CAP LINKS also meshes with many laboratories’ plans to seek ISO certification. "Our laboratory system in Southern California is in year 2 of moving toward ISO certification," Kaiser’s Rosser says. "Basically it requires a higher level of coordination between all the systems within an organization and better documentation and document control. So we’re in the process of redoing all our documents to divide them into ISO categories of policies, processes, and procedures."

"Currently all our guidelines are mishmashed together. We were told we have good work instructions but haven’t documented a lot of our processes," he adds. "The goal right now is to be ready to apply for ISO certification in three to four years, and CAP LINKS would be one of our critical monitors.
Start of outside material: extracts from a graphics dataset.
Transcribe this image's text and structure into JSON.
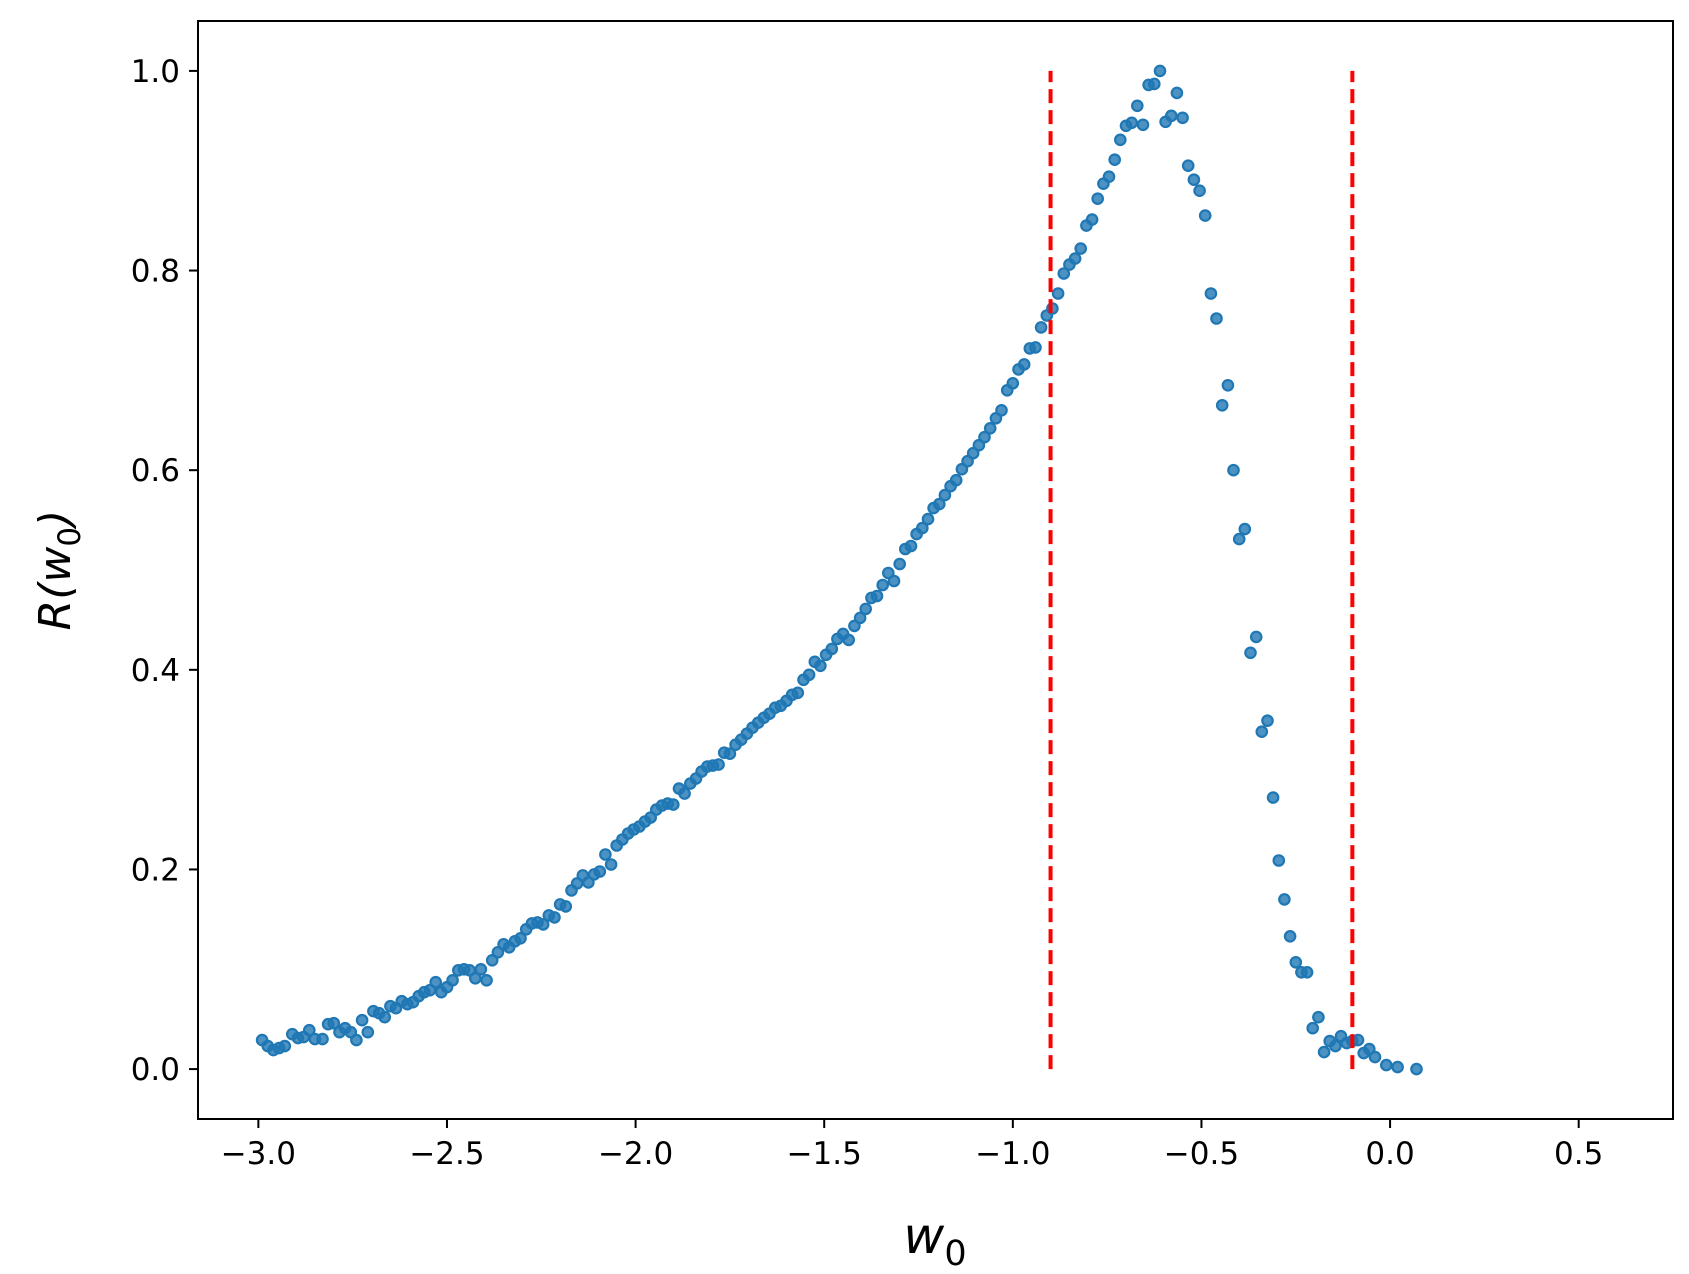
{
  "chart_data": {
    "type": "scatter",
    "title": "",
    "xlabel": {
      "base": "w",
      "sub": "0"
    },
    "ylabel": {
      "prefix": "R(",
      "base": "w",
      "sub": "0",
      "suffix": ")"
    },
    "xlim": [
      -3.16,
      0.75
    ],
    "ylim": [
      -0.05,
      1.05
    ],
    "x_ticks": [
      -3.0,
      -2.5,
      -2.0,
      -1.5,
      -1.0,
      -0.5,
      0.0,
      0.5
    ],
    "x_tick_labels": [
      "−3.0",
      "−2.5",
      "−2.0",
      "−1.5",
      "−1.0",
      "−0.5",
      "0.0",
      "0.5"
    ],
    "y_ticks": [
      0.0,
      0.2,
      0.4,
      0.6,
      0.8,
      1.0
    ],
    "y_tick_labels": [
      "0.0",
      "0.2",
      "0.4",
      "0.6",
      "0.8",
      "1.0"
    ],
    "grid": false,
    "marker_color": "#1f77b4",
    "vlines": [
      {
        "x": -0.9,
        "y_range": [
          0.0,
          1.0
        ],
        "color": "#ff0000",
        "style": "dashed"
      },
      {
        "x": -0.1,
        "y_range": [
          0.0,
          1.0
        ],
        "color": "#ff0000",
        "style": "dashed"
      }
    ],
    "points": [
      [
        -2.99,
        0.029
      ],
      [
        -2.975,
        0.023
      ],
      [
        -2.96,
        0.019
      ],
      [
        -2.945,
        0.021
      ],
      [
        -2.93,
        0.023
      ],
      [
        -2.91,
        0.035
      ],
      [
        -2.895,
        0.031
      ],
      [
        -2.88,
        0.032
      ],
      [
        -2.865,
        0.039
      ],
      [
        -2.85,
        0.03
      ],
      [
        -2.83,
        0.03
      ],
      [
        -2.815,
        0.045
      ],
      [
        -2.8,
        0.046
      ],
      [
        -2.785,
        0.037
      ],
      [
        -2.77,
        0.041
      ],
      [
        -2.755,
        0.037
      ],
      [
        -2.74,
        0.029
      ],
      [
        -2.725,
        0.049
      ],
      [
        -2.71,
        0.037
      ],
      [
        -2.695,
        0.058
      ],
      [
        -2.68,
        0.056
      ],
      [
        -2.665,
        0.052
      ],
      [
        -2.65,
        0.063
      ],
      [
        -2.635,
        0.061
      ],
      [
        -2.62,
        0.068
      ],
      [
        -2.605,
        0.065
      ],
      [
        -2.59,
        0.067
      ],
      [
        -2.575,
        0.073
      ],
      [
        -2.56,
        0.077
      ],
      [
        -2.545,
        0.079
      ],
      [
        -2.53,
        0.087
      ],
      [
        -2.515,
        0.077
      ],
      [
        -2.5,
        0.082
      ],
      [
        -2.485,
        0.089
      ],
      [
        -2.47,
        0.099
      ],
      [
        -2.455,
        0.1
      ],
      [
        -2.44,
        0.099
      ],
      [
        -2.425,
        0.091
      ],
      [
        -2.41,
        0.1
      ],
      [
        -2.395,
        0.089
      ],
      [
        -2.38,
        0.109
      ],
      [
        -2.365,
        0.117
      ],
      [
        -2.35,
        0.125
      ],
      [
        -2.335,
        0.122
      ],
      [
        -2.32,
        0.128
      ],
      [
        -2.305,
        0.131
      ],
      [
        -2.29,
        0.14
      ],
      [
        -2.275,
        0.146
      ],
      [
        -2.26,
        0.147
      ],
      [
        -2.245,
        0.145
      ],
      [
        -2.23,
        0.154
      ],
      [
        -2.215,
        0.152
      ],
      [
        -2.2,
        0.165
      ],
      [
        -2.185,
        0.163
      ],
      [
        -2.17,
        0.179
      ],
      [
        -2.155,
        0.186
      ],
      [
        -2.14,
        0.194
      ],
      [
        -2.125,
        0.187
      ],
      [
        -2.11,
        0.195
      ],
      [
        -2.095,
        0.198
      ],
      [
        -2.08,
        0.215
      ],
      [
        -2.065,
        0.205
      ],
      [
        -2.05,
        0.224
      ],
      [
        -2.035,
        0.23
      ],
      [
        -2.02,
        0.236
      ],
      [
        -2.005,
        0.24
      ],
      [
        -1.99,
        0.243
      ],
      [
        -1.975,
        0.248
      ],
      [
        -1.96,
        0.252
      ],
      [
        -1.945,
        0.26
      ],
      [
        -1.93,
        0.264
      ],
      [
        -1.915,
        0.266
      ],
      [
        -1.9,
        0.265
      ],
      [
        -1.885,
        0.281
      ],
      [
        -1.87,
        0.276
      ],
      [
        -1.855,
        0.286
      ],
      [
        -1.84,
        0.291
      ],
      [
        -1.825,
        0.298
      ],
      [
        -1.81,
        0.303
      ],
      [
        -1.795,
        0.304
      ],
      [
        -1.78,
        0.305
      ],
      [
        -1.765,
        0.317
      ],
      [
        -1.75,
        0.316
      ],
      [
        -1.735,
        0.325
      ],
      [
        -1.72,
        0.33
      ],
      [
        -1.705,
        0.336
      ],
      [
        -1.69,
        0.342
      ],
      [
        -1.675,
        0.347
      ],
      [
        -1.66,
        0.352
      ],
      [
        -1.645,
        0.356
      ],
      [
        -1.63,
        0.362
      ],
      [
        -1.615,
        0.364
      ],
      [
        -1.6,
        0.369
      ],
      [
        -1.585,
        0.375
      ],
      [
        -1.57,
        0.377
      ],
      [
        -1.555,
        0.39
      ],
      [
        -1.54,
        0.395
      ],
      [
        -1.525,
        0.408
      ],
      [
        -1.51,
        0.404
      ],
      [
        -1.495,
        0.415
      ],
      [
        -1.48,
        0.421
      ],
      [
        -1.465,
        0.431
      ],
      [
        -1.45,
        0.436
      ],
      [
        -1.435,
        0.43
      ],
      [
        -1.42,
        0.444
      ],
      [
        -1.405,
        0.452
      ],
      [
        -1.39,
        0.461
      ],
      [
        -1.375,
        0.472
      ],
      [
        -1.36,
        0.474
      ],
      [
        -1.345,
        0.485
      ],
      [
        -1.33,
        0.497
      ],
      [
        -1.315,
        0.489
      ],
      [
        -1.3,
        0.506
      ],
      [
        -1.285,
        0.521
      ],
      [
        -1.27,
        0.524
      ],
      [
        -1.255,
        0.536
      ],
      [
        -1.24,
        0.542
      ],
      [
        -1.225,
        0.551
      ],
      [
        -1.21,
        0.562
      ],
      [
        -1.195,
        0.566
      ],
      [
        -1.18,
        0.575
      ],
      [
        -1.165,
        0.584
      ],
      [
        -1.15,
        0.59
      ],
      [
        -1.135,
        0.601
      ],
      [
        -1.12,
        0.609
      ],
      [
        -1.105,
        0.617
      ],
      [
        -1.09,
        0.625
      ],
      [
        -1.075,
        0.633
      ],
      [
        -1.06,
        0.642
      ],
      [
        -1.045,
        0.652
      ],
      [
        -1.03,
        0.66
      ],
      [
        -1.015,
        0.68
      ],
      [
        -1.0,
        0.687
      ],
      [
        -0.985,
        0.701
      ],
      [
        -0.97,
        0.706
      ],
      [
        -0.955,
        0.722
      ],
      [
        -0.94,
        0.723
      ],
      [
        -0.925,
        0.743
      ],
      [
        -0.91,
        0.755
      ],
      [
        -0.895,
        0.762
      ],
      [
        -0.88,
        0.777
      ],
      [
        -0.865,
        0.797
      ],
      [
        -0.85,
        0.806
      ],
      [
        -0.835,
        0.812
      ],
      [
        -0.82,
        0.822
      ],
      [
        -0.805,
        0.845
      ],
      [
        -0.79,
        0.851
      ],
      [
        -0.775,
        0.872
      ],
      [
        -0.76,
        0.887
      ],
      [
        -0.745,
        0.894
      ],
      [
        -0.73,
        0.911
      ],
      [
        -0.715,
        0.931
      ],
      [
        -0.7,
        0.945
      ],
      [
        -0.685,
        0.948
      ],
      [
        -0.67,
        0.965
      ],
      [
        -0.655,
        0.946
      ],
      [
        -0.64,
        0.986
      ],
      [
        -0.625,
        0.987
      ],
      [
        -0.61,
        1.0
      ],
      [
        -0.595,
        0.949
      ],
      [
        -0.58,
        0.955
      ],
      [
        -0.565,
        0.978
      ],
      [
        -0.55,
        0.953
      ],
      [
        -0.535,
        0.905
      ],
      [
        -0.52,
        0.891
      ],
      [
        -0.505,
        0.88
      ],
      [
        -0.49,
        0.855
      ],
      [
        -0.475,
        0.777
      ],
      [
        -0.46,
        0.752
      ],
      [
        -0.445,
        0.665
      ],
      [
        -0.43,
        0.685
      ],
      [
        -0.415,
        0.6
      ],
      [
        -0.4,
        0.531
      ],
      [
        -0.385,
        0.541
      ],
      [
        -0.37,
        0.417
      ],
      [
        -0.355,
        0.433
      ],
      [
        -0.34,
        0.338
      ],
      [
        -0.325,
        0.349
      ],
      [
        -0.31,
        0.272
      ],
      [
        -0.295,
        0.209
      ],
      [
        -0.28,
        0.17
      ],
      [
        -0.265,
        0.133
      ],
      [
        -0.25,
        0.107
      ],
      [
        -0.235,
        0.097
      ],
      [
        -0.22,
        0.097
      ],
      [
        -0.205,
        0.041
      ],
      [
        -0.19,
        0.052
      ],
      [
        -0.175,
        0.017
      ],
      [
        -0.16,
        0.028
      ],
      [
        -0.145,
        0.023
      ],
      [
        -0.13,
        0.033
      ],
      [
        -0.115,
        0.026
      ],
      [
        -0.1,
        0.028
      ],
      [
        -0.085,
        0.029
      ],
      [
        -0.07,
        0.016
      ],
      [
        -0.055,
        0.02
      ],
      [
        -0.04,
        0.012
      ],
      [
        -0.01,
        0.004
      ],
      [
        0.02,
        0.002
      ],
      [
        0.07,
        0.0
      ]
    ]
  }
}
ISO requires a lot of self-assessment, and CAP LINKS offers a critical self-assessment tool."

Dr. Elevitch believes CAP LINKS will continue to prove its value in helping achieve goals like these. "I think the people at the College, in a relatively short period of time, have accomplished something that they made look easy to do but is very difficult: They have put together the mountains of quality and economic evaluation information from several different operational divisions of the College in a useful, understandable format."

The College’s structure gave it an advantage in developing the CAP LINKS program, Dr. Elevitch says-and not only because the CAP has a large information services division and a new computer system. "The major need in health care today is the integration of information throughout all the clinical services, and pathology leads the health care specialties in the organized management of data and information."

"But the College is also unique, since it’s a hybrid of a membership service organization and a producer of quality evaluation systems for the industry. It’s like having your own internal focus group. When our members became involved with these integrated networks in the late ’90s, the College responded to that, and CAP LINKS is one of the results."